"You will do it, then?"

I wished I had been asked, rather than simply expected. Lucius Grenville had much to answer for. "I admit interest," I said. "That these tricks have been perpetrated for three months without anyone being the wiser is intriguing. Someone has been uncommonly clever."

"Uncommonly indecent," Rutledge snarled. "When I put my hands on him- "

I knew the rest. Rutledge, I had learned in the week since my arrival, believed in strict and severe discipline. This was not unusual for a school's headmaster, but Rutledge seemed to enjoy meting out punishment more than did most sergeants in the King's army.

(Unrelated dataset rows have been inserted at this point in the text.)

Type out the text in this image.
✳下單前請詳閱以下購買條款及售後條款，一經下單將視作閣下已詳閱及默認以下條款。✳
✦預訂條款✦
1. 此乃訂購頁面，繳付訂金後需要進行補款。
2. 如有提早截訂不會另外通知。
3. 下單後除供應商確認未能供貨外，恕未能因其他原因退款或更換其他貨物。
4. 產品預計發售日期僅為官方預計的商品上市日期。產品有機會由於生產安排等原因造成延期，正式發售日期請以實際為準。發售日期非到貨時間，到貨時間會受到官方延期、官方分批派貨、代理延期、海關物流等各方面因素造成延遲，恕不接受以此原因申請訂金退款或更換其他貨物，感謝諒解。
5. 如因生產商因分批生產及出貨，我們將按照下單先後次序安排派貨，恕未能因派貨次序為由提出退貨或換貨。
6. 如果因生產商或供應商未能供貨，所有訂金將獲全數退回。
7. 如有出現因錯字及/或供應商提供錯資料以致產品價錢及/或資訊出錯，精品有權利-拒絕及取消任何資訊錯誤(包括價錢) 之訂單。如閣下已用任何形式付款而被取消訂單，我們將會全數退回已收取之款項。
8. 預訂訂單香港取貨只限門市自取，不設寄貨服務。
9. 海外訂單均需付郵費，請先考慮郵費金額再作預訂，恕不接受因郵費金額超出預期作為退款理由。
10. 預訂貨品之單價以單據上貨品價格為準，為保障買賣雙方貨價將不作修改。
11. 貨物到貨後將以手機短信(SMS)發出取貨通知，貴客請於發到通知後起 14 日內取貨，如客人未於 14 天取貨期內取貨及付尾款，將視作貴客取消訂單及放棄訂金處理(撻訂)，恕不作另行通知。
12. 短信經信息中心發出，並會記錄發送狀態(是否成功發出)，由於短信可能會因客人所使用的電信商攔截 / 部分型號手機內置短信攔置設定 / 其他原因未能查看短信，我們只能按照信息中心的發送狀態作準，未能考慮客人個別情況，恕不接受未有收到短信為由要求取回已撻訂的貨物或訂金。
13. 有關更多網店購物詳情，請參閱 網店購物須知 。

Rutledge's harsh methods so far had produced no result. I could see that the students here feared Rutledge but did not respect him.

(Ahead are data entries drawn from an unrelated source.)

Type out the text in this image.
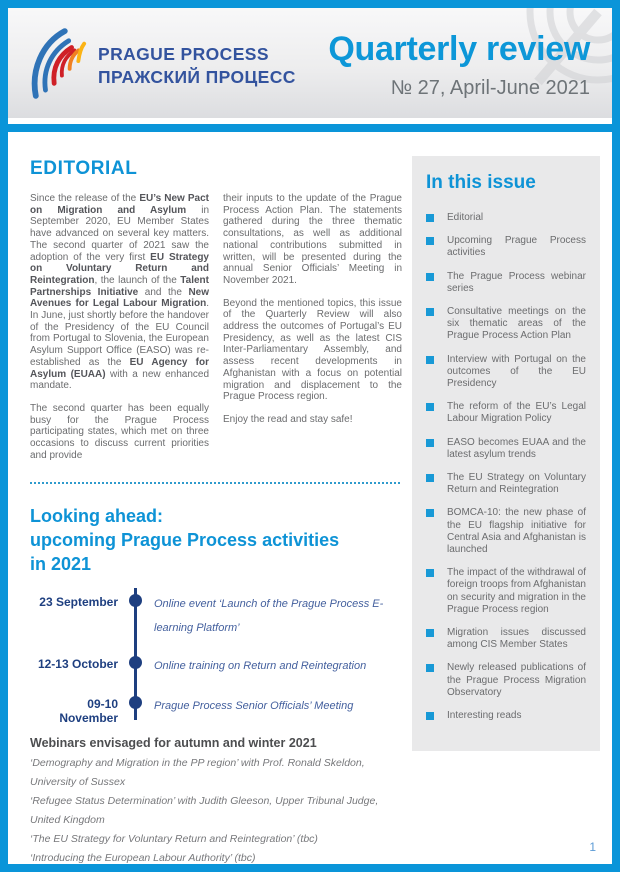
PRAGUE PROCESS
ПРАЖСКИЙ ПРОЦЕСС
Quarterly review
№ 27, April-June 2021
EDITORIAL

Since the release of the EU’s New Pact on Migration and Asylum in September 2020, EU Member States have advanced on several key matters. The second quarter of 2021 saw the adoption of the very first EU Strategy on Voluntary Return and Reintegration, the launch of the Talent Partnerships Initiative and the New Avenues for Legal Labour Migration. In June, just shortly before the handover of the Presidency of the EU Council from Portugal to Slovenia, the European Asylum Support Office (EASO) was re-established as the EU Agency for Asylum (EUAA) with a new enhanced mandate.

The second quarter has been equally busy for the Prague Process participating states, which met on three occasions to discuss current priorities and provide

their inputs to the update of the Prague Process Action Plan. The statements gathered during the three thematic consultations, as well as additional national contributions submitted in written, will be presented during the annual Senior Officials’ Meeting in November 2021.

Beyond the mentioned topics, this issue of the Quarterly Review will also address the outcomes of Portugal’s EU Presidency, as well as the latest CIS Inter-Parliamentary Assembly, and assess recent developments in Afghanistan with a focus on potential migration and displacement to the Prague Process region.

Enjoy the read and stay safe!

Looking ahead:
upcoming Prague Process activities
in 2021
23 September	Online event ‘Launch of the Prague Process E-learning Platform’
12-13 October	Online training on Return and Reintegration
09-10 November
Prague Process Senior Officials’ Meeting
Webinars envisaged for autumn and winter 2021
‘Demography and Migration in the PP region’ with Prof. Ronald Skeldon, University of Sussex
‘Refugee Status Determination’ with Judith Gleeson, Upper Tribunal Judge, United Kingdom
‘The EU Strategy for Voluntary Return and Reintegration’ (tbc)
‘Introducing the European Labour Authority’ (tbc)
In this issue
Editorial
Upcoming Prague Process activities
The Prague Process webinar series
Consultative meetings on the six thematic areas of the Prague Process Action Plan
Interview with Portugal on the outcomes of the EU Presidency
The reform of the EU’s Legal Labour Migration Policy
EASO becomes EUAA and the latest asylum trends
The EU Strategy on Voluntary Return and Reintegration
BOMCA-10: the new phase of the EU flagship initiative for Central Asia and Afghanistan is launched
The impact of the withdrawal of foreign troops from Afghanistan on security and migration in the Prague Process region
Migration issues discussed among CIS Member States
Newly released publications of the Prague Process Migration Observatory
Interesting reads
1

He leaned across his desk. "I do not think you grasp the seriousness of the situation, Lacey. The sons of the wealthiest men in England attend the Sudbury School. Their money could buy you, and even Grenville, a dozen times over. I do not wish for fathers to become unhappy at their sons' complaints. Do you understand?"

"I understand well enough."

The Sudbury School did not house the sons of lords and statesmen; rather, their fathers were nabobs and merchants and men prominent in the City. They were the merchant class, the middle class, the sons of men who had started with nothing and gained fortune with the sweat of their brows. Boys finished Sudbury School, went to the City to add to their father's fortunes, and in turn sent their own sons here.

Rutledge did not care a fig about money, personally. The unkempt manner of his clothes, his obliviousness to the comfort of his study, his evenhandedness in dealing out punishment to the boys, told me this. Rutledge would be as much at home in Carleton House as in a hovel-in other words, he'd never notice.